By the time we got to lunch, I was famished having only had the donut and cocktail on the bus at the start of the day. So famished was I that I took only two photos during the meal and both were of salads – made from the gorgeous baby lettuces and herbs grown at the farm, of course! It was delicious meal. During the meal, we got to hear a presentation by the Don Julio folks about Don Julio and his passion and commitment to making a top quality tequila. Shots of tequila were placed at every setting. Personally, I'm not a shots kinda gal. I much prefer my alcohol tempered with other ingredients made into a yummy cocktail. I gave it a sip so that I could say I had tried this top shelf luxury tequila, then I passed it onto my neighbor who thoroughly enjoyed having two shots.

After lunch, the bartenders took turns making drinks with the herbs they had picked. I watched in amusement as most of them tried to "one-up" each other.

About Suzie's Farm
Suzie's is owned by Robin Taylor and his wife, Lucila De Alejandra. Established in 2004, Robin and Lucila are passionate about feeding the local community and encourage all of their customers to tour the farm and join in on seasonal events.

Suzie's acquires the seeds and a team of employees hand plants, hand transplants, and mostly hand harvests everything grown on the the 140-acre farm – no heavy machinery here, just a dedication to being a family run, organic farm. One of the really cool things about having Suzie's "feeding the community" is the fact that once harvested, produce is available next day at market. Some times, it's even harvested and immediately at market the day of. Lucila says, in an interview on UTTV, that while most commercial farmers plant seeds engineered to travel well, disregarding taste, Suzie's Farm plants organic seeds that taste good and don't travel well at all as everything is vine ripened.

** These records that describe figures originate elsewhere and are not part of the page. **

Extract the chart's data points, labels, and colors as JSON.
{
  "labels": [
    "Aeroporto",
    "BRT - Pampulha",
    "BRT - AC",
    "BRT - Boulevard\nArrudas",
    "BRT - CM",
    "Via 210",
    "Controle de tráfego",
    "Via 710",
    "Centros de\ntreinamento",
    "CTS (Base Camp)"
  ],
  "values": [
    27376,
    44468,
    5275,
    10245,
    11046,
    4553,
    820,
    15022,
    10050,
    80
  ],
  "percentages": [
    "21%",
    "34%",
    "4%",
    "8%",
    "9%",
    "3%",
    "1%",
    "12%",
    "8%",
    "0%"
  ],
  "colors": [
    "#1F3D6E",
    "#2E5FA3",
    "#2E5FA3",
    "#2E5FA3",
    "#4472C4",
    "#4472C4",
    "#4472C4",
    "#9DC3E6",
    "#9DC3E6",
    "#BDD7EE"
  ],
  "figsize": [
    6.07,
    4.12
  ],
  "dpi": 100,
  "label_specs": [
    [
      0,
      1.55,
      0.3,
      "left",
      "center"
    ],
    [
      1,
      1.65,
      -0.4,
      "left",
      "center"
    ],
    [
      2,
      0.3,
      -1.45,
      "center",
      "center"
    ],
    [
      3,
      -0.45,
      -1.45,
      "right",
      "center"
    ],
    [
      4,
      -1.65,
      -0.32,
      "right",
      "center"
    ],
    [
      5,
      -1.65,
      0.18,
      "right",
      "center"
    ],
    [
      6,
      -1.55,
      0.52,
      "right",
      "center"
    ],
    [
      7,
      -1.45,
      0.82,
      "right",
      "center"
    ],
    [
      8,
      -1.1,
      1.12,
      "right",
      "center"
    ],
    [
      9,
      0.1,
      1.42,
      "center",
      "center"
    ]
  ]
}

CSA (Community Supported Agriculture) is the cornerstone of their business. Produce subscriptions are available in 6, 13, 26, and 52 box quantities starting at $25 a box for small (6-10 items) and $30 for a large (11-15 items). You can find out more and sign up here.

Suzie's Farm
2570 Sunset Avenue
San Diego, CA 92154

Farm stand open every Saturday from 10:00 a.m. to 2:00 p.m. Additionally, you can find them at a variety of farmers markets around the county and at Whole Foods. See their website for specific farmers markets.

About Don Julio Tequila

The tequilas:

For more information, visit their website.


Created by Marshall Altier

Ideal serving vessel: Mason Jar

1 1/2 ounces Tequila Don Julio Reposado
1/4 ounce Ancho Chili Liqueur
1 1/2 ounces Cold Brew Coffee
1/2 ounce Agave Nectar


1. Combine Tequila Don Julio Reposado, ancho chili liqueur, cold brew coffee and agave nectar into a cocktail shaker with ice. Shake well.
2. Strain contents into a mason jar over ice. 

Recipe courtesy of Tequila Don Julio. Reprinted with permission.

The Farm to Shaker event was sponsored by Don Julio Tequila and Suzie's Farm. I was provided with transportation, cocktail samplings, lunch, fresh herb plants, a cocktail cookbook and a few other random items while participating in this event for editorial consideration. No other compensation was provided. Links within this post are not sponsored and I receive no compensation for click-throughs. I'm providing them for my reader's edification. As always, opinions remain my own.